Once you have your personal brand, you must develop a marketing plan. The goal is to map out the experience your potential customer would have when hiring your services. It is very important to think about how we will approach the customer for the first time.

The creation of promotional material for our website is an excellent way to establish ourselves as experts in our niche. As an example, I recommend you to visit this website of the freelance designer Francisco Aguilera. To integrate digital marketing into your advertising plan you can start by creating a blog and a list of subscribers.
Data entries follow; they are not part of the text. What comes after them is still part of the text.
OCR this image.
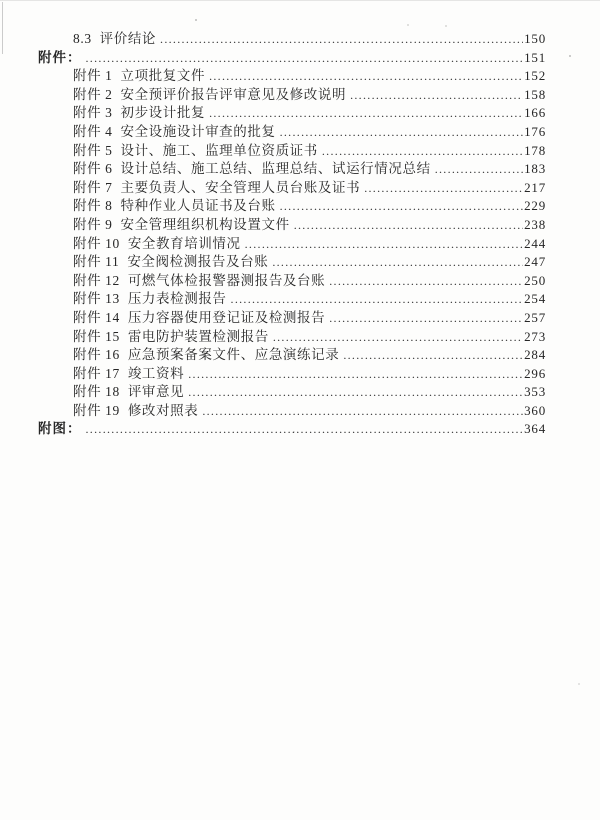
8.3  评价结论 .....	150
附件： .....	151
附件 1  立项批复文件 .....	152
附件 2  安全预评价报告评审意见及修改说明 .....	158
附件 3  初步设计批复 .....	166
附件 4  安全设施设计审查的批复 .....	176
附件 5  设计、施工、监理单位资质证书 .....	178
附件 6  设计总结、施工总结、监理总结、试运行情况总结 .....	183
附件 7  主要负责人、安全管理人员台账及证书 .....	217
附件 8  特种作业人员证书及台账 .....	229
附件 9  安全管理组织机构设置文件 .....	238
附件 10  安全教育培训情况 .....	244
附件 11  安全阀检测报告及台账 .....	247
附件 12  可燃气体检报警器测报告及台账 .....	250
附件 13  压力表检测报告 .....	254
附件 14  压力容器使用登记证及检测报告 .....	257
附件 15  雷电防护装置检测报告 .....	273
附件 16  应急预案备案文件、应急演练记录 .....	284
附件 17  竣工资料 .....	296
附件 18  评审意见 .....	353
附件 19  修改对照表 .....	360
附图： .....	364
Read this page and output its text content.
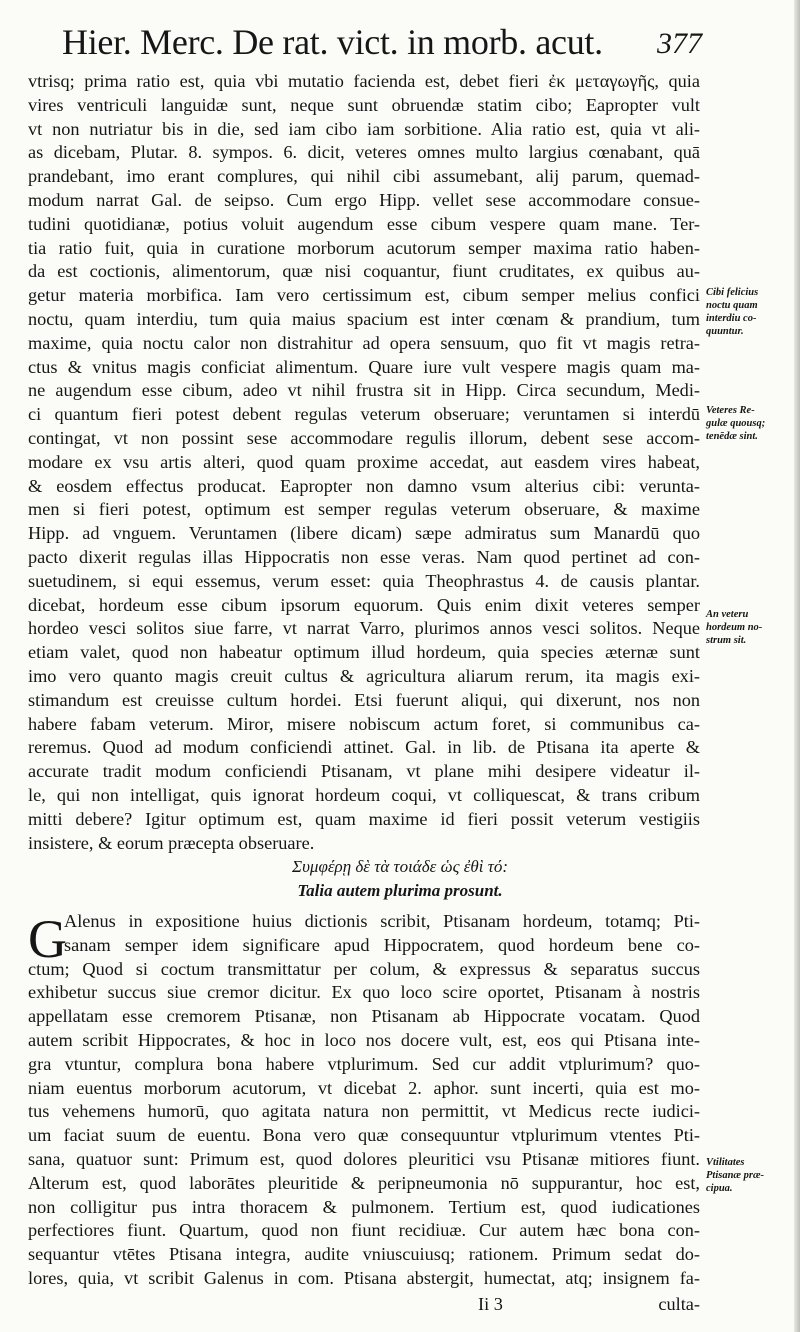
Hier. Merc. De rat. vict. in morb. acut. 377
vtrisq; prima ratio est, quia vbi mutatio facienda est, debet fieri ἐκ μεταγωγῆς, quia
vires ventriculi languidæ sunt, neque sunt obruendæ statim cibo; Eapropter vult
vt non nutriatur bis in die, sed iam cibo iam sorbitione. Alia ratio est, quia vt ali-
as dicebam, Plutar. 8. sympos. 6. dicit, veteres omnes multo largius cœnabant, quā
prandebant, imo erant complures, qui nihil cibi assumebant, alij parum, quemad-
modum narrat Gal. de seipso. Cum ergo Hipp. vellet sese accommodare consue-
tudini quotidianæ, potius voluit augendum esse cibum vespere quam mane. Ter-
tia ratio fuit, quia in curatione morborum acutorum semper maxima ratio haben-
da est coctionis, alimentorum, quæ nisi coquantur, fiunt cruditates, ex quibus au-
getur materia morbifica. Iam vero certissimum est, cibum semper melius confici
noctu, quam interdiu, tum quia maius spacium est inter cœnam & prandium, tum
maxime, quia noctu calor non distrahitur ad opera sensuum, quo fit vt magis retra-
ctus & vnitus magis conficiat alimentum. Quare iure vult vespere magis quam ma-
ne augendum esse cibum, adeo vt nihil frustra sit in Hipp. Circa secundum, Medi-
ci quantum fieri potest debent regulas veterum obseruare; veruntamen si interdū
contingat, vt non possint sese accommodare regulis illorum, debent sese accom-
modare ex vsu artis alteri, quod quam proxime accedat, aut easdem vires habeat,
& eosdem effectus producat. Eapropter non damno vsum alterius cibi: verunta-
men si fieri potest, optimum est semper regulas veterum obseruare, & maxime
Hipp. ad vnguem. Veruntamen (libere dicam) sæpe admiratus sum Manardū quo
pacto dixerit regulas illas Hippocratis non esse veras. Nam quod pertinet ad con-
suetudinem, si equi essemus, verum esset: quia Theophrastus 4. de causis plantar.
dicebat, hordeum esse cibum ipsorum equorum. Quis enim dixit veteres semper
hordeo vesci solitos siue farre, vt narrat Varro, plurimos annos vesci solitos. Neque
etiam valet, quod non habeatur optimum illud hordeum, quia species æternæ sunt
imo vero quanto magis creuit cultus & agricultura aliarum rerum, ita magis exi-
stimandum est creuisse cultum hordei. Etsi fuerunt aliqui, qui dixerunt, nos non
habere fabam veterum. Miror, misere nobiscum actum foret, si communibus ca-
reremus. Quod ad modum conficiendi attinet. Gal. in lib. de Ptisana ita aperte &
accurate tradit modum conficiendi Ptisanam, vt plane mihi desipere videatur il-
le, qui non intelligat, quis ignorat hordeum coqui, vt colliquescat, & trans cribum
mitti debere? Igitur optimum est, quam maxime id fieri possit veterum vestigiis
insistere, & eorum præcepta obseruare.
Συμφέρῃ δὲ τὰ τοιάδε ὡς ἐθὶ τό:
Talia autem plurima prosunt.
G
Alenus in expositione huius dictionis scribit, Ptisanam hordeum, totamq; Pti-
sanam semper idem significare apud Hippocratem, quod hordeum bene co-
ctum; Quod si coctum transmittatur per colum, & expressus & separatus succus
exhibetur succus siue cremor dicitur. Ex quo loco scire oportet, Ptisanam à nostris
appellatam esse cremorem Ptisanæ, non Ptisanam ab Hippocrate vocatam. Quod
autem scribit Hippocrates, & hoc in loco nos docere vult, est, eos qui Ptisana inte-
gra vtuntur, complura bona habere vtplurimum. Sed cur addit vtplurimum? quo-
niam euentus morborum acutorum, vt dicebat 2. aphor. sunt incerti, quia est mo-
tus vehemens humorū, quo agitata natura non permittit, vt Medicus recte iudici-
um faciat suum de euentu. Bona vero quæ consequuntur vtplurimum vtentes Pti-
sana, quatuor sunt: Primum est, quod dolores pleuritici vsu Ptisanæ mitiores fiunt.
Alterum est, quod laborātes pleuritide & peripneumonia nō suppurantur, hoc est,
non colligitur pus intra thoracem & pulmonem. Tertium est, quod iudicationes
perfectiores fiunt. Quartum, quod non fiunt recidiuæ. Cur autem hæc bona con-
sequantur vtētes Ptisana integra, audite vniuscuiusq; rationem. Primum sedat do-
lores, quia, vt scribit Galenus in com. Ptisana abstergit, humectat, atq; insignem fa-
Cibi felicius
noctu quam
interdiu co-
quuntur.
Veteres Re-
gulæ quousq;
tenēdæ sint.
An veteru
hordeum no-
strum sit.
Vtilitates
Ptisanæ præ-
cipua.
Ii 3	culta-
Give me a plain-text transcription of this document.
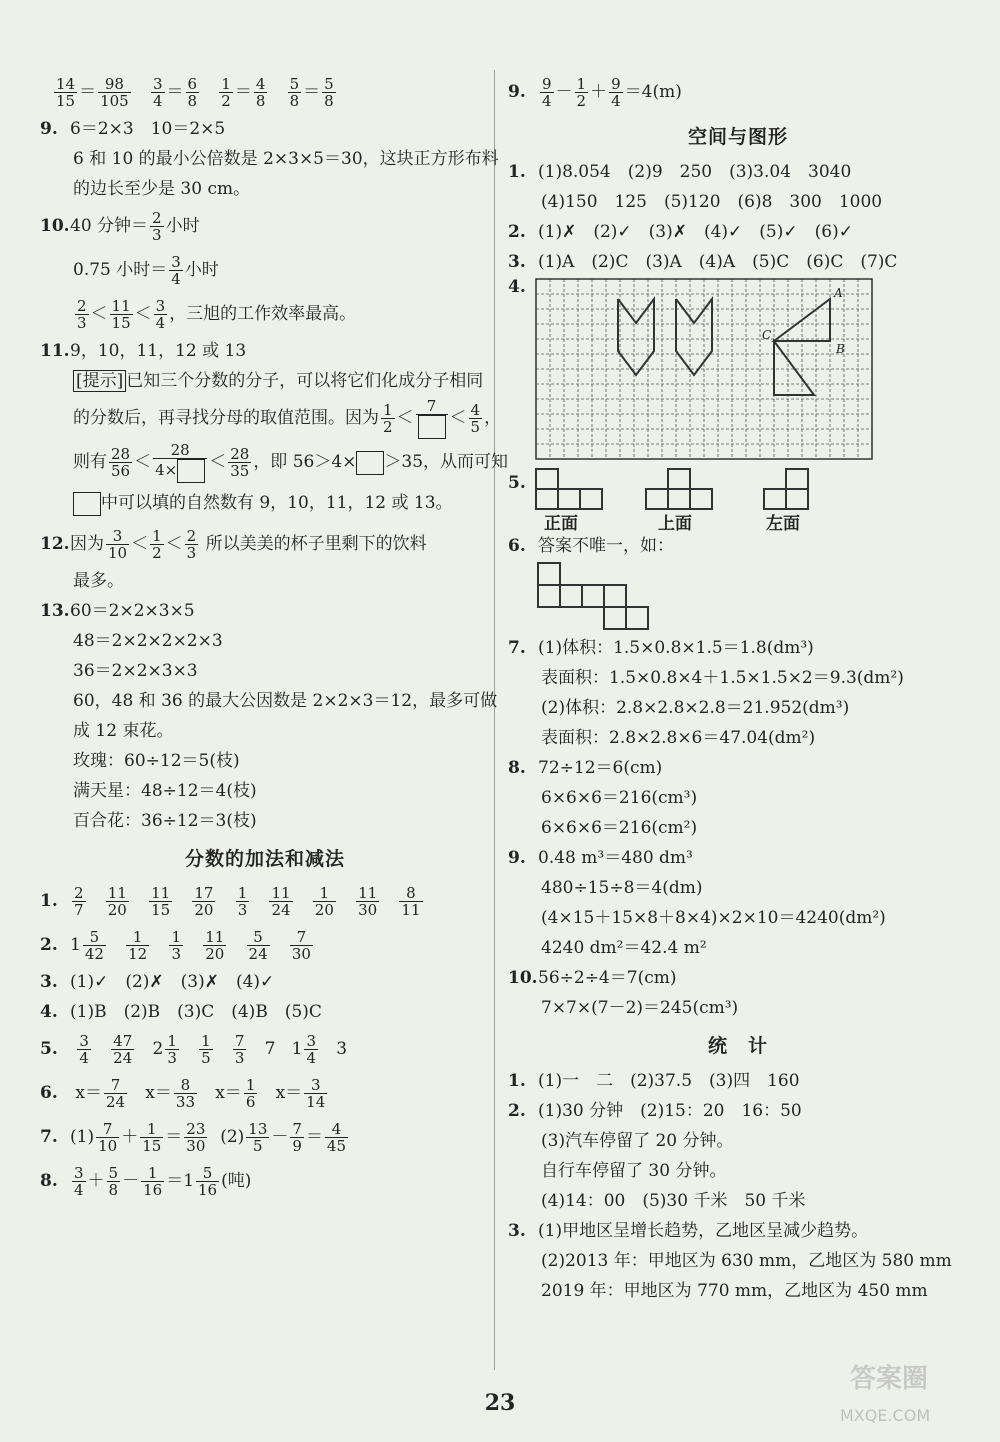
$\frac{14}{15} = \frac{98}{105}$
$\frac{3}{4} = \frac{6}{8}$
$\frac{1}{2} = \frac{4}{8}$
$\frac{5}{8} = \frac{5}{8}$
9. 6＝2×3　10＝2×5
6 和 10 的最小公倍数是 2×3×5＝30，这块正方形布料
的边长至少是 30 cm。
10.40 分钟＝ $\frac{2}{3}$ 小时
0.75 小时＝ $\frac{3}{4}$ 小时
$\frac{2}{3} < \frac{11}{15} < \frac{3}{4}$ ，三旭的工作效率最高。
11.9，10，11，12 或 13
[提示] 已知三个分数的分子，可以将它们化成分子相同
的分数后，再寻找分母的取值范围。因为 $\frac{1}{2}$ ＜
7
＜ $\frac{4}{5}$ ，
则有 $\frac{28}{56} < \frac{28}{4\times} < \frac{28}{35}$ ，即 56＞4× ＞35，从而可知
中可以填的自然数有 9，10，11，12 或 13。
12.因为 $\frac{3}{10} < \frac{1}{2} < \frac{2}{3}$ 所以美美的杯子里剩下的饮料
最多。
13.60＝2×2×3×5
48＝2×2×2×2×3
36＝2×2×3×3
60，48 和 36 的最大公因数是 2×2×3＝12，最多可做
成 12 束花。
玫瑰：60÷12＝5(枝)
满天星：48÷12＝4(枝)
百合花：36÷12＝3(枝)
分数的加法和减法
1. $\frac{2}{7}$
$\frac{11}{20}$
$\frac{11}{15}$
$\frac{17}{20}$
$\frac{1}{3}$
$\frac{11}{24}$
$\frac{1}{20}$
$\frac{11}{30}$
$\frac{8}{11}$

2. $1 \frac{5}{42}$
$\frac{1}{12}$
$\frac{1}{3}$
$\frac{11}{20}$
$\frac{5}{24}$
$\frac{7}{30}$
3. (1)✓　(2)✗　(3)✗　(4)✓
4. (1)B　(2)B　(3)C　(4)B　(5)C
5. $\frac{3}{4}$
$\frac{47}{24} 2 \frac{1}{3}$
$\frac{1}{5}$
$\frac{7}{3} 7$ $1 \frac{3}{4} 3$
6. $x= \frac{7}{24} x= \frac{8}{33} x= \frac{1}{6} x= \frac{3}{14}$
7. $(1) \frac{7}{10} + \frac{1}{15} = \frac{23}{30} (2) \frac{13}{5} - \frac{7}{9} = \frac{4}{45}$
8. $\frac{3}{4} + \frac{5}{8} - \frac{1}{16} =1 \frac{5}{16}$ (吨)
9. $\frac{9}{4} - \frac{1}{2} + \frac{9}{4} =4(m)$
空间与图形
1. (1)8.054　(2)9　250　(3)3.04　3040
(4)150　125　(5)120　(6)8　300　1000
2. (1)✗　(2)✓　(3)✗　(4)✓　(5)✓　(6)✓
3. (1)A　(2)C　(3)A　(4)A　(5)C　(6)C　(7)C
4.	A
B
C
5.
正面	上面	左面
6. 答案不唯一，如：
7. (1)体积：1.5×0.8×1.5＝1.8(dm³)
表面积：1.5×0.8×4＋1.5×1.5×2＝9.3(dm²)
(2)体积：2.8×2.8×2.8＝21.952(dm³)
表面积：2.8×2.8×6＝47.04(dm²)
8. 72÷12＝6(cm)
6×6×6＝216(cm³)
6×6×6＝216(cm²)
9. 0.48 m³＝480 dm³
480÷15÷8＝4(dm)
(4×15＋15×8＋8×4)×2×10＝4240(dm²)
4240 dm²＝42.4 m²
10.56÷2÷4＝7(cm)
7×7×(7－2)＝245(cm³)
统　计
1. (1)一　二　(2)37.5　(3)四　160
2. (1)30 分钟　(2)15：20　16：50
(3)汽车停留了 20 分钟。
自行车停留了 30 分钟。
(4)14：00　(5)30 千米　50 千米
3. (1)甲地区呈增长趋势，乙地区呈减少趋势。
(2)2013 年：甲地区为 630 mm，乙地区为 580 mm
2019 年：甲地区为 770 mm，乙地区为 450 mm
23
答案圈
MXQE.COM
I recommend the MadMimi email marketing platform, as it is very friendly and delivers easy to understand reports. You can create corporate videos, design informative brochures of each service, record tutorials on how to quote a certain service or make a computer graphics of your way of working, etc. Don’t think that digital marketing is going to replace the traditional ways of finding clients. Ideally, your first customers will recommend you to their acquaintances, for which you can create an attractive referral plan to stimulate the generation of new customers.

These are just a few tips that I follow in my day-to-day life. However, in the end, everyone has their own way of working. The important thing is that you feel comfortable and do not lose that financial stability that is so important.